Libero Grassi, 32 anni dall’omicidio di chi sfidò davvero Cosa Nostra

0
148

Talvolta c’è il rischio che le nuove generazioni non conoscano più personaggi e storie che hanno contraddistinto il progresso della nostra terra. Per questo gli anniversari servono a rinfrescare la memoria, a divulgare la conoscenza di persone che davvero hanno combattuto la mafia, fino a a lasciarsi la vita. Insomma qualcuno che l’antimafia l’ha fatta davvero e per niente in versione ‘parolaia’. E’ il caso di Libero Grassi, imprenditore palermitano, di cui oggi si celebra il 32esimo anniversario dell’omicidio.

Stamattina alle 7.45, la cerimonia in via Alfieri, luogo dell’assassinio, con l’affissione di un manifesto che rievoca le condizioni in cui maturò l’uccisione e su cui c’è scritto: “si ribellò al racket e fu lasciato solo”. Quella mattina di 32 anni fa Libero Grassi, venne ucciso da un commando mafioso a colpi di pistola mentre si stava recando nella sua fabbrica tessile. Si era rifiutato di pagare il pizzo e aveva manifestato pubblicamente la sua scelta. Anche con una lettera sul Giornale di Sicilia in cui aveva espresso il rifiuto di cedere ai ricatti di Cosa nostra.
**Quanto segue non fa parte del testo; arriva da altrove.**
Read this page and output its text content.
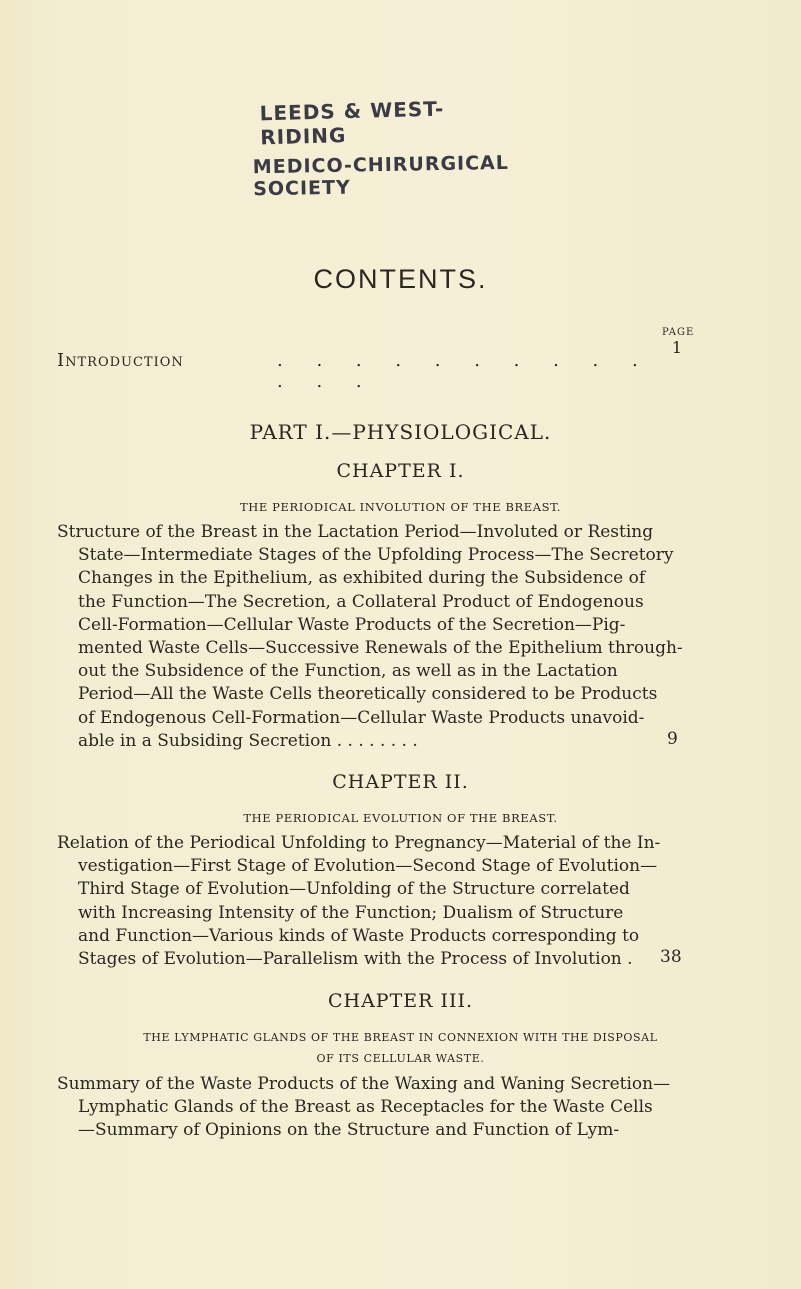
LEEDS & WEST-RIDING
MEDICO-CHIRURGICAL SOCIETY
CONTENTS.
PAGE
Introduction	. . . . . . . . . . . . .
1
PART I.—PHYSIOLOGICAL.
CHAPTER I.
THE PERIODICAL INVOLUTION OF THE BREAST.
Structure of the Breast in the Lactation Period—Involuted or Resting
State—Intermediate Stages of the Upfolding Process—The Secretory
Changes in the Epithelium, as exhibited during the Subsidence of
the Function—The Secretion, a Collateral Product of Endogenous
Cell-Formation—Cellular Waste Products of the Secretion—Pig-
mented Waste Cells—Successive Renewals of the Epithelium through-
out the Subsidence of the Function, as well as in the Lactation
Period—All the Waste Cells theoretically considered to be Products
of Endogenous Cell-Formation—Cellular Waste Products unavoid-
able in a Subsiding Secretion . . . . . . . .	9
CHAPTER II.
THE PERIODICAL EVOLUTION OF THE BREAST.
Relation of the Periodical Unfolding to Pregnancy—Material of the In-
vestigation—First Stage of Evolution—Second Stage of Evolution—
Third Stage of Evolution—Unfolding of the Structure correlated
with Increasing Intensity of the Function; Dualism of Structure
and Function—Various kinds of Waste Products corresponding to
Stages of Evolution—Parallelism with the Process of Involution .	38
CHAPTER III.
THE LYMPHATIC GLANDS OF THE BREAST IN CONNEXION WITH THE DISPOSAL
OF ITS CELLULAR WASTE.
Summary of the Waste Products of the Waxing and Waning Secretion—
Lymphatic Glands of the Breast as Receptacles for the Waste Cells
—Summary of Opinions on the Structure and Function of Lym-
Qualche mese dopo quell’omicidio venne emanata la legge che istituì il fondo di solidarietà per le vittime di estorsione e di usura. La sua testimonianza venne poi portata avanti dalla moglie Pina Maisano, scomparsa nel 2016, che si è messa a capo della rivolta contro il pizzo.

In occasione del trentaduesimo anniversario della morte di Libero Grassi, l’associazione Addio pizzo e la famiglia dell’imprenditore hanno promosso una giornata di iniziative. “Progressi nella lotta al ‘pizzo’ sono la prova che il sangue di Libero Grassi, che aveva osato sfidare un sistema fatto di omertà e accettazione dell’illegalità, – ha detto Renato Schifani, presidente della regione – non è stato versato invano, 32 anni fa”. “Il suo insegnamento e il suo esempio  continuano a vivere in tutti coloro che lottano ogni giorno, forti del sostegno delle istituzioni, per un’economia libera – ha aggiunto Schifani – dalle intollerabili pressioni di organizzazioni criminali che non hanno, e mai potranno avere, alcun diritto sul frutto del lavoro onesto degli imprenditori”. “Libero Grassi non si può dimenticare, – ha detto invece il prefetto di Palermo, Maria Teresa Cucinotta – perché è stata una figura dirompente per la Palermo di quel periodo. Dopo c’è stata una rivoluzione delle associazioni antiracket, per fortuna. In questo momento le associazioni antiracket ci sono ancora ma troviamo una modifica nel modo di comportarsi degli imprenditori, spesso gli stessi imprenditori vanno a cercare il supporto di certa organizzazione criminale per evitare una concorrenza o per favorire il posizionamento di un negozio in un certo posto e cercare un supporto contro altre situazioni. E questo è triste perché i morti – ha concluso il prefetto di Palermo – non devono essere morti invano”.